Carlos Salinas is founding director of Healing Bridges, a nonprofit organization that focuses on ensuring the rights of the Kofan indigenous people in Colombia. He is a former human rights lobbyist and Washington director of Amnesty International USA who has spoken and written widely on Latin America. His opinion pieces have appeared in the Christian Science Monitor, the Miami Herald, and the Washington Post. He holds degrees in Latin American Studies and Economics from Georgetown University and the University of Pennsylvania. Long a supporter of GHRC’s work, he has served previous terms on the board of directors.
Jesse Franzblau is a researcher and policy analyst with a background investigating and publishing government archives on U.S. foreign policy and human rights in Latin America. Jesse has worked on human rights documentation projects for the National Security Archive, and assembled archival evidence for lawyers and judges working to advance transitional justice cases within Guatemala, the Inter-American Human Rights Court and in Spain. He has worked closely with human rights defenders in Guatemala and carried out an investigative field assignment in Guatemala’s historical national police archive (AHPN) in 2008. He worked as a consultant with the Open Society Justice Initiative to help develop a report on the right to truth in Guatemala. He has written for The Nation, Al Jazeera, NACLA, Michigan Journal of Public Affairs, Animal Político and the Columbia Human Rights Law Review, among other publications. Jesse has a B.A. in International Affairs and Spanish from the University of Colorado, Boulder, and has a Master of Public Policy degree from the University of Michigan, Gerald R. Ford School of Public Policy.
Jennifer Harbury is a human rights lawyer and activist. She has fought for justice in the case of forced disappearance and torture of her Guatemalan husband, Everardo Bamaca, for over 20 years, and is the author of a number of books including Searching for Everardo: A Story of Love, War, and the CIA in Guatemala (Grand Central Publishing, 1997) and Truth, Torture and the American Way: The History and Consequences of U.S. Involvement in Torture (Beacon Press, 2005).

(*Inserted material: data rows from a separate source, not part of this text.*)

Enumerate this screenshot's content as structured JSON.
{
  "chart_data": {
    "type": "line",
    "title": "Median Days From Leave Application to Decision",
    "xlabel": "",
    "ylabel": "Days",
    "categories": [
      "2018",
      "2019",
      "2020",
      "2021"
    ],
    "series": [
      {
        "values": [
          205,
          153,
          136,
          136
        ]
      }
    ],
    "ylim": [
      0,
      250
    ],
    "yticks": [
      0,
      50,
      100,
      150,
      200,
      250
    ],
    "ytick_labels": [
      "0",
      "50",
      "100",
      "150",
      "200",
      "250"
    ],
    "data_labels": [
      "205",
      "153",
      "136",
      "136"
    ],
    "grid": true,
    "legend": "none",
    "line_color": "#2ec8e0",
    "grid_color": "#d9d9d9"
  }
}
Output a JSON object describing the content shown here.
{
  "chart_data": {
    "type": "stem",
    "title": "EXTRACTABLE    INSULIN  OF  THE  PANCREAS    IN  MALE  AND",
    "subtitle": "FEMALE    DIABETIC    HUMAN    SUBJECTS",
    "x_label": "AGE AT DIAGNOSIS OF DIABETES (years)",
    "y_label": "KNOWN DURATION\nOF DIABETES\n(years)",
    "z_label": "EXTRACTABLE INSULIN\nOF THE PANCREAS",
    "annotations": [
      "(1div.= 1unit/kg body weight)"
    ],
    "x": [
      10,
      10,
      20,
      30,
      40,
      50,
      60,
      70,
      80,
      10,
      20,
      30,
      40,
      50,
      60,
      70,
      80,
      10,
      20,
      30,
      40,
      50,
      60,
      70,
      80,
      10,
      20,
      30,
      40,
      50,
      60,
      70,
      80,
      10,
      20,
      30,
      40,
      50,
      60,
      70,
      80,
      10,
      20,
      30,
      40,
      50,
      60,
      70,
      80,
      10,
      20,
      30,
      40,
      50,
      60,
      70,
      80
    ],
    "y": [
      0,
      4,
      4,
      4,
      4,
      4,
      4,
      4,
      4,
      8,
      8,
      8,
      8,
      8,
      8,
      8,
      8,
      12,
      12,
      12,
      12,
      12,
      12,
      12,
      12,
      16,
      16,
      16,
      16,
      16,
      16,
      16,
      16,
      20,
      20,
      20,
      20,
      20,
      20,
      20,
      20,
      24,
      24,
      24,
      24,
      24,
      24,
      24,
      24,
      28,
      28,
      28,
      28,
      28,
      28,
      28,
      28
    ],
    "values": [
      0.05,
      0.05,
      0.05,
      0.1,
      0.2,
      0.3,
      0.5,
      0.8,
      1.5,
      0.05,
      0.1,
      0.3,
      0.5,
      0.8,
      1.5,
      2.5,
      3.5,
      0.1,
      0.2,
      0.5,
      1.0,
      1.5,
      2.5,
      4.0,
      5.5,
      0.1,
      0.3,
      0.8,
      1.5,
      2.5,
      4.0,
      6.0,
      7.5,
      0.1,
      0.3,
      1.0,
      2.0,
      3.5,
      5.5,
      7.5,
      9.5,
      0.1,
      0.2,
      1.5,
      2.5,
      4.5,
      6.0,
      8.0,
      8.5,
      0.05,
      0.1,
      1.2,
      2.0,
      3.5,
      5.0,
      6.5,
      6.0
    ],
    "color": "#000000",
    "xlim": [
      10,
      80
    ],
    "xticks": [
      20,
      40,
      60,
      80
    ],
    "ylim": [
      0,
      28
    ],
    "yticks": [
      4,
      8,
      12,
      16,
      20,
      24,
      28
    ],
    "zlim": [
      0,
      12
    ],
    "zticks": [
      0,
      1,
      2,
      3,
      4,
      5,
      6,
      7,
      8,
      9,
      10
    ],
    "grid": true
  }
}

Lauren Carasik is a clinical professor of law and the director of the international human rights clinic at the Western New England University School of Law. Her areas of interest include international human rights law, specifically focused on human rights and development, transitional justice and corporate accountability.
Kit Gage is the former President of the National Coalition to Protect Political Freedom, Former Executive Vice President of National Lawyers Guild, and Former Director of the Defending Dissent Foundation. She currently serves as Treasurer of the Bill of Rights Defense Committee.
Sister Dianna Ortiz is the founder and former Director of the Torture Abolition and Survivors Support Coalition (TASSC), and author of the book The Blindfold’s Eyes: My Journey from Torture to Truth (Orbis Books, 2004).
Sister Alice Zachmann, SSND, is the founder of GHRC and served as Director from 1982-2002.
We are always grateful for the dedicated work of our interns who bring their energy, creativity and talents to the work of GHRC.